This lady has taken 1300 units of Lantus. Please manage.

This will probably be the most determined insulin related suicide attempt I think I will ever see: 1300 units of Lantus. That’s 4 and a half pens.

The patient was lying in a foetal position half off the bed, shaking uncontrollably and drenched in sweat. She already had 10% glucose going into the left antecubital fossa.

I called for a nurse to come immediately with the Hypostop kit. The patient was responding verbally to me, but was clearly confused. Her respiratory rate seemed normal. I felt a rapid pulse. By this time, the nurse arrived with the hypostop. Given the history, and the adrenergic (sweating, tachycardia, shakes) and neurological (confusion) symptoms of hypoglycemia, I gave the Hypostop stat whilst the nurse took the BM.

3…2…1…unrecordable [low].

Never had I seen anything like this. Unrecordable BMs, that too whilst on a glucose infusion. We repeated the hypostop and squeezed the bag to give 150mls stat of the 10% glucose. A repeat BM showed 2.3.

This was going to be difficult. Lantus is a long acting insulin. In effect, our patient has an erractic insulin pump inside her, liable to release huge doses at any time.
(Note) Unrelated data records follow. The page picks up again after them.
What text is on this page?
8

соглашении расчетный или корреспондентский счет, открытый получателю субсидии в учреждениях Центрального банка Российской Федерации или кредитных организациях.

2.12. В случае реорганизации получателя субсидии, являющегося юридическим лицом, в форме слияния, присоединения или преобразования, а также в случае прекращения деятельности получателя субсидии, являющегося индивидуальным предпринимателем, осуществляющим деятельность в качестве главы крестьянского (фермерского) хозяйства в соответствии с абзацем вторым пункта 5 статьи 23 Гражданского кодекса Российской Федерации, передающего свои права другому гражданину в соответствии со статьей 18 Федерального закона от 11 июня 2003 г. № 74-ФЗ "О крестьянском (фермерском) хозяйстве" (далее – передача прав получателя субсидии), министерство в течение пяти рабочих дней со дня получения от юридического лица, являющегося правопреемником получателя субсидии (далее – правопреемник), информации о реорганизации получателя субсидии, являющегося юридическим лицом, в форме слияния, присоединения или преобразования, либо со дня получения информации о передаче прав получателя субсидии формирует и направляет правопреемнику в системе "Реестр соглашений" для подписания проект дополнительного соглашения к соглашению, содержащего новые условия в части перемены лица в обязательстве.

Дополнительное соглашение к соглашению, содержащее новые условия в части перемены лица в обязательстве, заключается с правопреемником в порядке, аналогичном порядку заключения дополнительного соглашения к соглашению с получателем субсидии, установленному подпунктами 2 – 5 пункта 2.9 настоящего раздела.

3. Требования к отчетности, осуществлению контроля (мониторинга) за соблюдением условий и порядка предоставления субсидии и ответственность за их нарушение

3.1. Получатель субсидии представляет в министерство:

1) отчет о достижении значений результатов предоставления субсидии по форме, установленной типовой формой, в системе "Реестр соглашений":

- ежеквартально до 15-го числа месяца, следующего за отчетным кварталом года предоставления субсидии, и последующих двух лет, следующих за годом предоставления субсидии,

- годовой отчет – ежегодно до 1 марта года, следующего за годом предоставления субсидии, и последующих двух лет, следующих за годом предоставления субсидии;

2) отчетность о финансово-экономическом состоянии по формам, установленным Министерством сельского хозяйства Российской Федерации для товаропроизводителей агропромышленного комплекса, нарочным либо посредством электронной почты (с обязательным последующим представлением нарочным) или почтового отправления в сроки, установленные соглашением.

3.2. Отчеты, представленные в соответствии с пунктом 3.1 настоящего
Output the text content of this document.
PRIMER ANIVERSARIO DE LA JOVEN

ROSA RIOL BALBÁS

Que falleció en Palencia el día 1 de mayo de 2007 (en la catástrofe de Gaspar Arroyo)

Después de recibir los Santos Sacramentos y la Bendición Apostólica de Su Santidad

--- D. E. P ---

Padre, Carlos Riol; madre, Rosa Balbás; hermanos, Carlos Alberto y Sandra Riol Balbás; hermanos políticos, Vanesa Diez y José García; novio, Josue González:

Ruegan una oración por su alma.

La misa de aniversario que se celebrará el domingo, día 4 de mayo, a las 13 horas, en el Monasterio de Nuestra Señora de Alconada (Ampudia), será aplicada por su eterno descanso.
Lantus can hang around for 2-4 days, and given the dose ingested I would not be surprised if peripheral fat and muscle had become further reservoirs of insulin.

We repeated 150ml of 10% glucose. The BM then became 9.0.
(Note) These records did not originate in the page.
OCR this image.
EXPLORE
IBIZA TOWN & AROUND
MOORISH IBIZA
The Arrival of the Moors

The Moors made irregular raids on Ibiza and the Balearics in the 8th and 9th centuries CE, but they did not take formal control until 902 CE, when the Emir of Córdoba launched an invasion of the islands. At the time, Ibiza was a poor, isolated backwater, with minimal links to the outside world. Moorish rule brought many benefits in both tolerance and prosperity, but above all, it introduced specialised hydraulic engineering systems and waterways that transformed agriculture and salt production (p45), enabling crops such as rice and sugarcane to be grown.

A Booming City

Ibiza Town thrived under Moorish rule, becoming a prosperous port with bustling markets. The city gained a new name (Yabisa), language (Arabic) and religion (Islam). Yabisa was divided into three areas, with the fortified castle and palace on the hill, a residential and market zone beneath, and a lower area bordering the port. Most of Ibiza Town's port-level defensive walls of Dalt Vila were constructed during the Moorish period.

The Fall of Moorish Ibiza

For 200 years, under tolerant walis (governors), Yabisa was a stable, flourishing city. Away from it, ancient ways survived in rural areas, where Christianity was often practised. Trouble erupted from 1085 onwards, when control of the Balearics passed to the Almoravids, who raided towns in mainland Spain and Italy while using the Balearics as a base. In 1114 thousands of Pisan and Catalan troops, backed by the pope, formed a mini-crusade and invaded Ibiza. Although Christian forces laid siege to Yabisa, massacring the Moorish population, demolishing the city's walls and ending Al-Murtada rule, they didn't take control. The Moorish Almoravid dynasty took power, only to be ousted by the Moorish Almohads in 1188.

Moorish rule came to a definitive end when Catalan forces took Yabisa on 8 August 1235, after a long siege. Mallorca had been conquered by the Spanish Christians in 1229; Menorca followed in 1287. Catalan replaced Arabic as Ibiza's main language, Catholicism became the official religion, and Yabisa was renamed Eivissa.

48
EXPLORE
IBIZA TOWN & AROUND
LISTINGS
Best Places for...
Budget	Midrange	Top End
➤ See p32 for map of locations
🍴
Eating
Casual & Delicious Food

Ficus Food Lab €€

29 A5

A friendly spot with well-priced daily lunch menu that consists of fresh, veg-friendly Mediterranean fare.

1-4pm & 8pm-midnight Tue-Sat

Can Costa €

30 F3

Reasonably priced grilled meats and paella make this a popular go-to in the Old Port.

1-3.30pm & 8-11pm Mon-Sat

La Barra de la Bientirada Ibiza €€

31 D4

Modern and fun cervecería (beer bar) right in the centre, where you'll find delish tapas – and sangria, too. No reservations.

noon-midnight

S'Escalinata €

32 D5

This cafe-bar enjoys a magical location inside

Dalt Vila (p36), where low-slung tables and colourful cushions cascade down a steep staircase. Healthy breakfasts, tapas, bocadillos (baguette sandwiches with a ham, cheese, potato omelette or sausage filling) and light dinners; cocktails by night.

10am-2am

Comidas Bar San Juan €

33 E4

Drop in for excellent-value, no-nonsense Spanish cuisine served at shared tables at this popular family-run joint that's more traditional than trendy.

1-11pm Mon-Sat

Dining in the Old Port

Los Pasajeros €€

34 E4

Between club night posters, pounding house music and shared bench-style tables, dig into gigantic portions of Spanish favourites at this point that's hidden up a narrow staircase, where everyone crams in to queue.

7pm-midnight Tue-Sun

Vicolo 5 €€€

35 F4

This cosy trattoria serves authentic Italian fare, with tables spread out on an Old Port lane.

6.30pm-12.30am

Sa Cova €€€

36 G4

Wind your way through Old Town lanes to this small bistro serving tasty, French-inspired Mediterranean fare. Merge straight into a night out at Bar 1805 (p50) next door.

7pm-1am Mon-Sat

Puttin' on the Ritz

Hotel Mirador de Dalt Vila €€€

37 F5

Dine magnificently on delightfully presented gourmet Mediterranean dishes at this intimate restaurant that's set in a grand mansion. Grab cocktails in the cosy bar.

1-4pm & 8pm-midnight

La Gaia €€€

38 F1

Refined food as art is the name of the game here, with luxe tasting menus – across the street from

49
I then placed a second cannula in and took a U&E, given the potential effect of insulin on potassium levels.

I then had a think about the plan. This was not like a normal hypoglycemia problem. It was going to be predictably unpredictable and long lasting. I had already seen that a 10% glucose infusion at the normal rate was grossly inadequate (the first cannula and 10% glucose were flowing fine). To top things off, there was no more 10% glucose available in the hospital. Seriously. There were only 20% glucose 500ml bags.

I heard from other healthcare professionals that a similar Lantus overdose in another patient needed 5 days of inpatient treatment. I had also heard that sometimes surgical excision of the insulin source is necessary in long acting insulin overdoses.
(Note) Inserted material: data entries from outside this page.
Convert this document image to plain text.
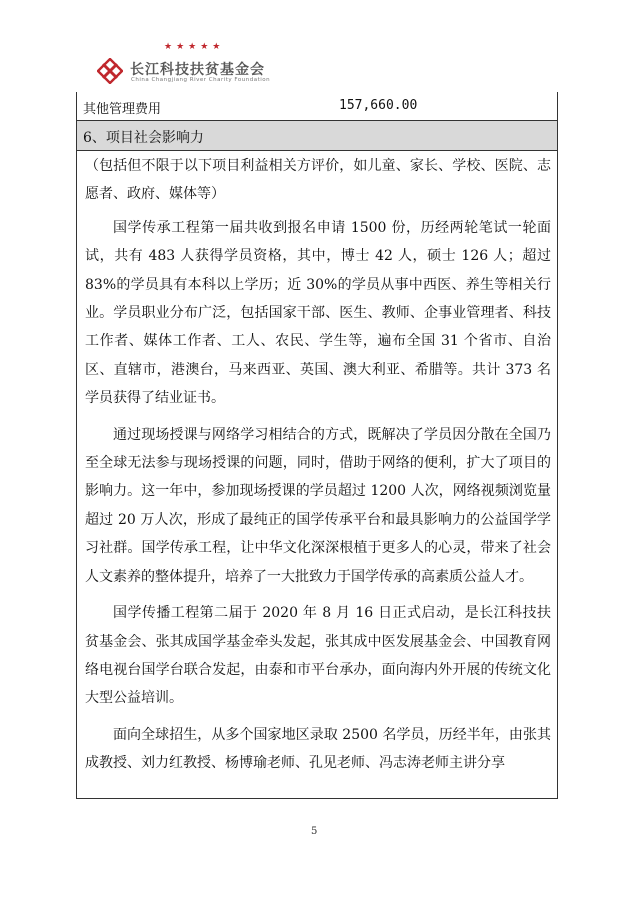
★★★★★
长江科技扶贫基金会
China Changjiang River Charity Foundation
其他管理费用	157,660.00
6、项目社会影响力

（包括但不限于以下项目利益相关方评价，如儿童、家长、学校、医院、志愿者、政府、媒体等）

国学传承工程第一届共收到报名申请 1500 份，历经两轮笔试一轮面试，共有 483 人获得学员资格，其中，博士 42 人，硕士 126 人；超过 83%的学员具有本科以上学历；近 30%的学员从事中西医、养生等相关行业。学员职业分布广泛，包括国家干部、医生、教师、企事业管理者、科技工作者、媒体工作者、工人、农民、学生等，遍布全国 31 个省市、自治区、直辖市，港澳台，马来西亚、英国、澳大利亚、希腊等。共计 373 名学员获得了结业证书。

通过现场授课与网络学习相结合的方式，既解决了学员因分散在全国乃至全球无法参与现场授课的问题，同时，借助于网络的便利，扩大了项目的影响力。这一年中，参加现场授课的学员超过 1200 人次，网络视频浏览量超过 20 万人次，形成了最纯正的国学传承平台和最具影响力的公益国学学习社群。国学传承工程，让中华文化深深根植于更多人的心灵，带来了社会人文素养的整体提升，培养了一大批致力于国学传承的高素质公益人才。

国学传播工程第二届于 2020 年 8 月 16 日正式启动，是长江科技扶贫基金会、张其成国学基金牵头发起，张其成中医发展基金会、中国教育网络电视台国学台联合发起，由泰和市平台承办，面向海内外开展的传统文化大型公益培训。

面向全球招生，从多个国家地区录取 2500 名学员，历经半年，由张其成教授、刘力红教授、杨博瑜老师、孔见老师、冯志涛老师主讲分享

5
The plan I came up with was 500ml of 20% glucose over 4 hours with 15 minutely BMS for the first hour, then half hourly BMs if stable and reassess by the on-call doctor at 4 hours. U&Es came back as normal. We will see on Monday what happened.

I read up on this case report afterwards, and realised that the issues we were having with unpredictable drops were common. I also learnt that you can almost think of it as a case of refeeding syndrome, with monitoring of K, Mg and Phosphate. You would also consider the need for thiamine, although in this case there were no risk factors to suggest thiamine deficiency.